According to city-data.com, Baltimore ranks as the 38th least safe city in the United States. This is remarkable for a city that’s less than an hour’s drive from the capital of the country. You wouldn’t believe this if you were in the downtown metropolitan area, but if you happen to be driving from said downtown area to Baltimore Washington International airport, you can either drive through what is essentially a ghetto, or you can take a two hour detour.
A Brief History
Baltimore is a very old city, which is confusing to me because the old east-coast cities like Boston, Philidelphia and New York have a habit of being very interesting places. Baltimore is not interesting. Though Baltimore was technically founded in 1706 as a place for trading tobacco, the city proper wasn’t really built until the mid 1720’s. As it was the largest port south of New York for a long time, it was a convenient place for sugar growers in the Caribbean to store produce that may or may not end up being shipped over to Europe.
Strategically, Baltimore was a moderately important place.
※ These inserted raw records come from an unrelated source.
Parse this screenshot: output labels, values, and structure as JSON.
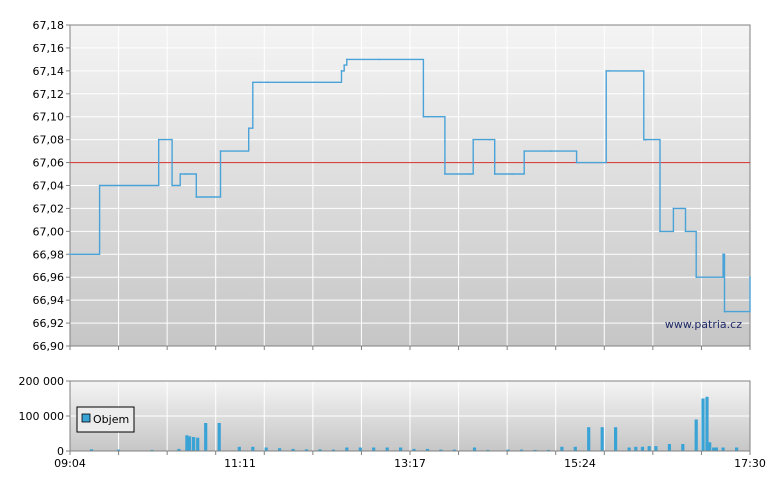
{
  "colors": {
    "price_line": "#4aa3d8",
    "reference_line": "#d02a2a",
    "volume_bar": "#3aa3d6",
    "plot_bg_top": "#f4f4f4",
    "plot_bg_bottom": "#c6c6c6",
    "grid": "#ffffff",
    "axis": "#808080"
  },
  "watermark": "www.patria.cz",
  "chart_data": [
    {
      "type": "line",
      "title": "",
      "xlabel": "",
      "ylabel": "",
      "ylim": [
        66.9,
        67.18
      ],
      "yticks": [
        "66,90",
        "66,92",
        "66,94",
        "66,96",
        "66,98",
        "67,00",
        "67,02",
        "67,04",
        "67,06",
        "67,08",
        "67,10",
        "67,12",
        "67,14",
        "67,16",
        "67,18"
      ],
      "xlim": [
        "09:04",
        "17:30"
      ],
      "grid": true,
      "reference_line": 67.06,
      "series": [
        {
          "style": "step",
          "x": [
            "09:04",
            "09:26",
            "10:10",
            "10:20",
            "10:26",
            "10:30",
            "10:38",
            "10:56",
            "11:17",
            "11:20",
            "11:25",
            "11:31",
            "12:26",
            "12:28",
            "12:30",
            "12:54",
            "13:27",
            "13:30",
            "13:43",
            "14:02",
            "14:04",
            "14:16",
            "14:20",
            "14:33",
            "14:42",
            "15:02",
            "15:21",
            "15:43",
            "15:45",
            "16:11",
            "16:12",
            "16:13",
            "16:23",
            "16:33",
            "16:39",
            "16:42",
            "16:45",
            "16:50",
            "17:10",
            "17:11",
            "17:12",
            "17:30"
          ],
          "y": [
            66.98,
            67.04,
            67.08,
            67.04,
            67.05,
            67.05,
            67.03,
            67.07,
            67.09,
            67.13,
            67.13,
            67.13,
            67.14,
            67.145,
            67.15,
            67.15,
            67.1,
            67.1,
            67.05,
            67.05,
            67.08,
            67.08,
            67.05,
            67.05,
            67.07,
            67.07,
            67.06,
            67.14,
            67.14,
            67.08,
            67.08,
            67.08,
            67.0,
            67.02,
            67.02,
            67.0,
            67.0,
            66.96,
            66.98,
            66.93,
            66.93,
            66.96
          ]
        }
      ]
    },
    {
      "type": "bar",
      "title": "",
      "xlabel": "",
      "ylabel": "",
      "ylim": [
        0,
        200000
      ],
      "yticks": [
        "0",
        "100 000",
        "200 000"
      ],
      "xticks": [
        "09:04",
        "11:11",
        "13:17",
        "15:24",
        "17:30"
      ],
      "grid": true,
      "legend": {
        "position": "top-left",
        "entries": [
          "Objem"
        ]
      },
      "series": [
        {
          "name": "Objem",
          "x": [
            "09:20",
            "09:40",
            "10:05",
            "10:25",
            "10:31",
            "10:33",
            "10:36",
            "10:39",
            "10:45",
            "10:55",
            "11:10",
            "11:20",
            "11:30",
            "11:40",
            "11:50",
            "12:00",
            "12:10",
            "12:20",
            "12:30",
            "12:40",
            "12:50",
            "13:00",
            "13:10",
            "13:20",
            "13:30",
            "13:40",
            "13:50",
            "14:05",
            "14:15",
            "14:30",
            "14:40",
            "14:50",
            "15:00",
            "15:10",
            "15:20",
            "15:30",
            "15:40",
            "15:50",
            "16:00",
            "16:05",
            "16:10",
            "16:15",
            "16:20",
            "16:30",
            "16:40",
            "16:50",
            "16:55",
            "16:58",
            "17:00",
            "17:03",
            "17:05",
            "17:10",
            "17:20"
          ],
          "values": [
            5000,
            4000,
            3000,
            6000,
            45000,
            42000,
            40000,
            38000,
            80000,
            80000,
            12000,
            12000,
            10000,
            8000,
            6000,
            5000,
            5000,
            4000,
            10000,
            10000,
            10000,
            10000,
            10000,
            6000,
            6000,
            4000,
            4000,
            10000,
            3000,
            4000,
            4000,
            3000,
            3000,
            12000,
            12000,
            68000,
            68000,
            68000,
            10000,
            12000,
            12000,
            14000,
            14000,
            20000,
            20000,
            90000,
            150000,
            155000,
            25000,
            10000,
            10000,
            10000,
            10000
          ]
        }
      ]
    }
  ]
}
The city’s fort, Fort McHenry, commands the Chesapeake bay, which juts into mainland Maryland and is a really great place for invading armies to sail through if they want to make landfall near D.C. Unfortunately, when Baltimore’s founders chose its location they were thinking more of finance than of strategy.While Fort McHenry was being unsuccessfully bombarded by the British during the war of 1812 and Francis Scott Key was scrawling out the patriotic poem that would later become our national anthem, Washington D.C. was literally on fire.
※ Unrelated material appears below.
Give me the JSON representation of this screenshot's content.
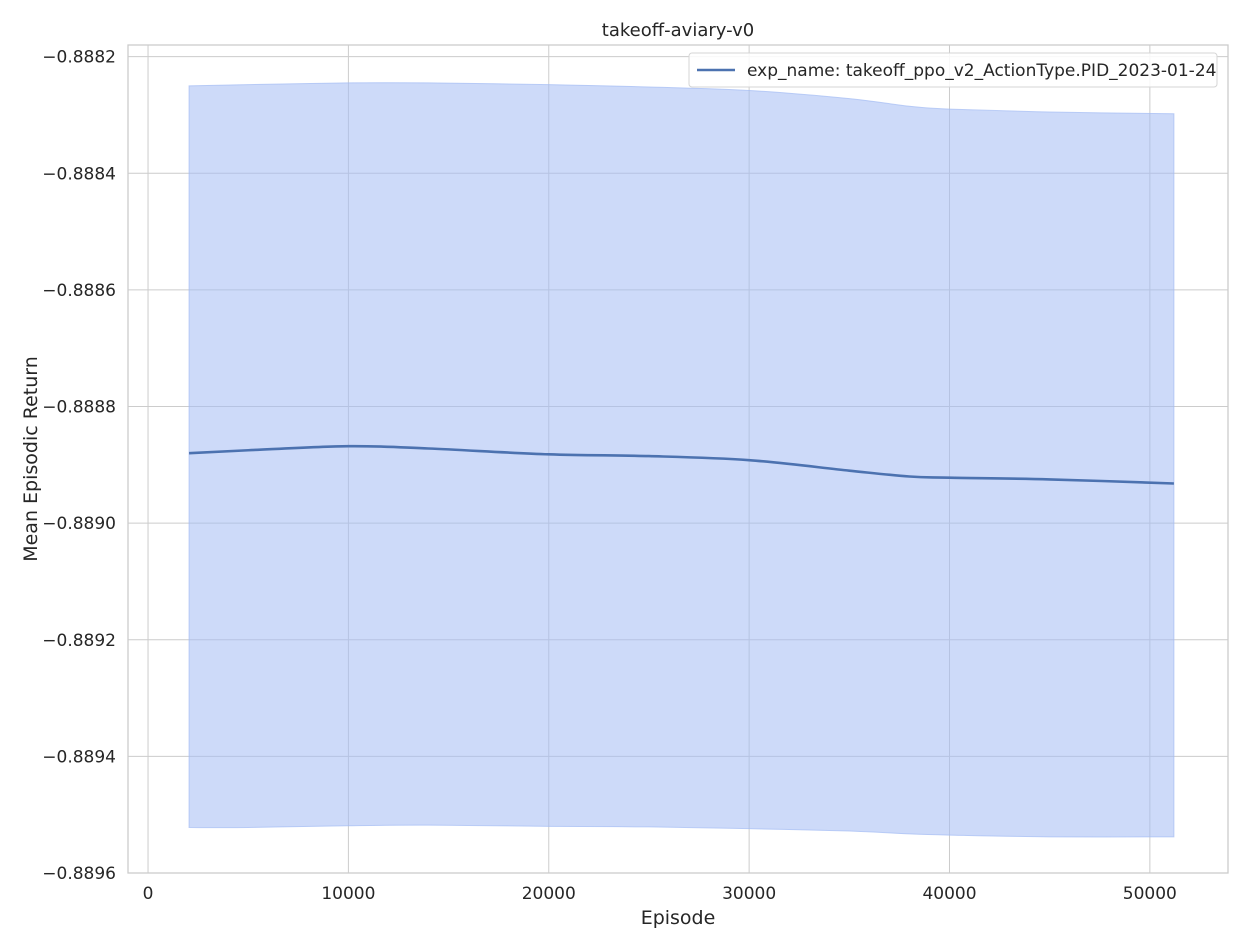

General Robert Ross of the British army had landed south of D.C. and Baltimore, marched north, burned a bunch of important buildings in D.C., then he went on to assault Baltimore. Not that it’s Baltimore’s fault that the nation’s capital was burned, but it’s pretty dumb that a great place like D.C. got burned and Baltimore didn’t.
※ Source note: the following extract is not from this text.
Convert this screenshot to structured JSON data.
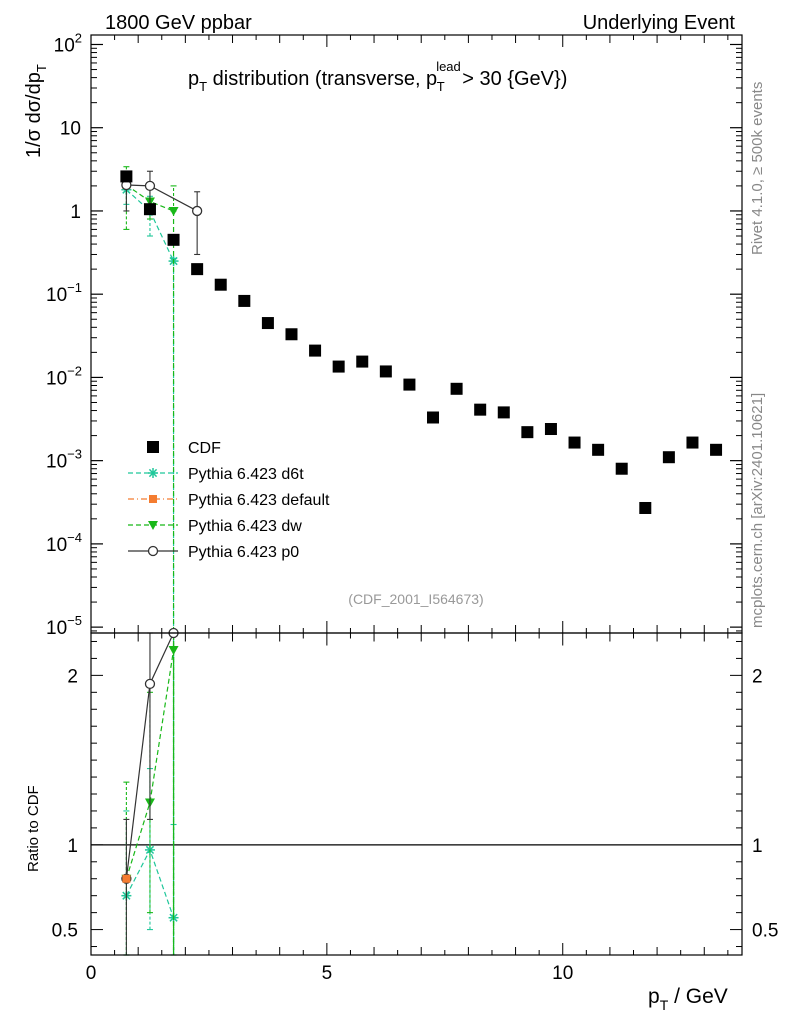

Actually, in 1904, Baltimore did burn, in what is referred to as the “Great Fire of Baltimore.” To this day, historians aren’t sure whether it’s called “great” because of its scale or because everyone thought it was fantastic that Baltimore was being burned to the ground.
Modern Baltimore…
…sucks. My theory is that since Baltimore is no longer an overwhelmingly useful financial and strategic location, it’s been overshadowed by its more exciting neighbors Philidelphia and D.C. It’s not all bad, though. We had a nice dinner in a Baltimore neighborhood known as Ruxton. Ruxton used to be a separate town, but as Baltimore grew, it eventually consumed Ruxton. The dinner was fine, but I was a little perturbed to learn (from my grandfather — a reliable source) that there was no train station in Ruxton because its obscenely wealthy inhabitants (viz. Nichole Kidman) had decided it would bring too many troublemakers.
Not that I blame them. In fact, it’s quite the opposite: I was perturbed because I can’t imagine living somewhere where the mere addition of a train station could conceivably cause criminals and general miscreants to take over. So if you’re planning a family vacation in the near future, please don’t go to Baltimore. There are many wonderful and interesting places to visit in the United States; Baltimore just isn’t one of them.